So, it's very possible to not know who you are.
If you've been living for the soul purpose of doing what you think someone else wants you to do-- that is when you need to step back and 'find yourself' because you are obviously not paying attention to what you actually want.

And I believe from my own personal experience that I'd have been better off liking myself rather than being in a relationship with someone who loved me enough for both of us-- because people go away, and when they do- so does that feeling of liking yourself; and you're left with a hole that you can fill by yourself by enriching your own life--- or by filling it with more 'love', hoping to replace that feeling.
Either way is tough. The second way- probably more self abusive.
 

OceanMist

Well-known member
That's the problem. As a general statement, we really don't. The ancient Greeks realized the importance of the imperative Know thyself (handed down to them from sources lost in antiquity) it hasn't lost any importance in the thousands of years since.

We are all filled with illusions and misconceptions about ourselves that we don't even realize. We tell ourselves lies instead of facing our faults. We overlook or deny positive qualities out of insecurity or from low self esteem. We have tastes, talents, and inclinations we've never even explored.

Really knowing yourself is tricky and takes effort, and is a never ending process. If you think you're already there, you probably haven't even started it. I'm 40 years old and still learning things about myself.

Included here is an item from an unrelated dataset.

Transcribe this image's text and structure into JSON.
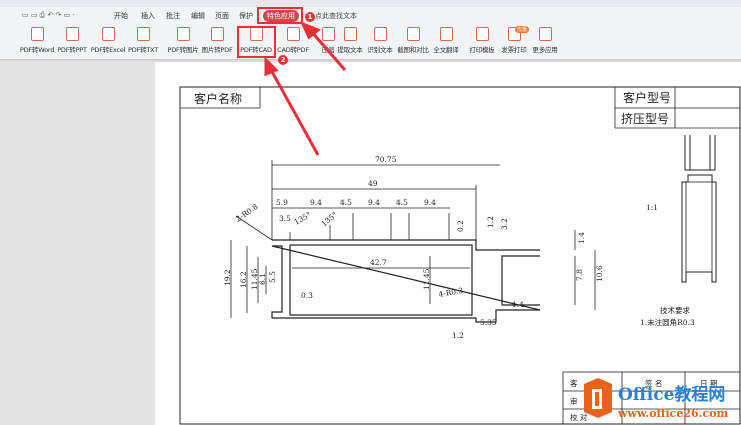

Well, I guess I'm different than a lot of people, because I know myself very well.

My problem is I'm so shy that I'm afraid to get to know other people.
 

Lord_Spotface

Active member
I go out, hang out at bars with a beer in my hand, and often an attractive lass shall waltz in.
We'll make eye contact, smile at each other and she'll motion for me to come over to join her.
Then instead of going up and introducing myself I'm just like:

2ztascg.jpg

"F*ck that, I'd rather just keep drinking"
 

Feathers

Well-known member
Yeah, I once wrote a song (or a few??) about really cute guys who don't dare ask a girl for a drink and stay hugging the bar instead??

I mean, what's up with that? (I mean, life support may be needed but have you really drunk THAT much beer? :))
 
Im 24 never had a girlfriend. and now its gona be harder then ever, I just get akward some days when i get appraoched by attractive women. I have no experience with women. So they are just gona freak out at me ,pretty scary stuff. I just cant man up I even avoid eye contact because im ashamed of myself.Im currently working as a butcher in a supermarket. And there is allways alot people approaching me.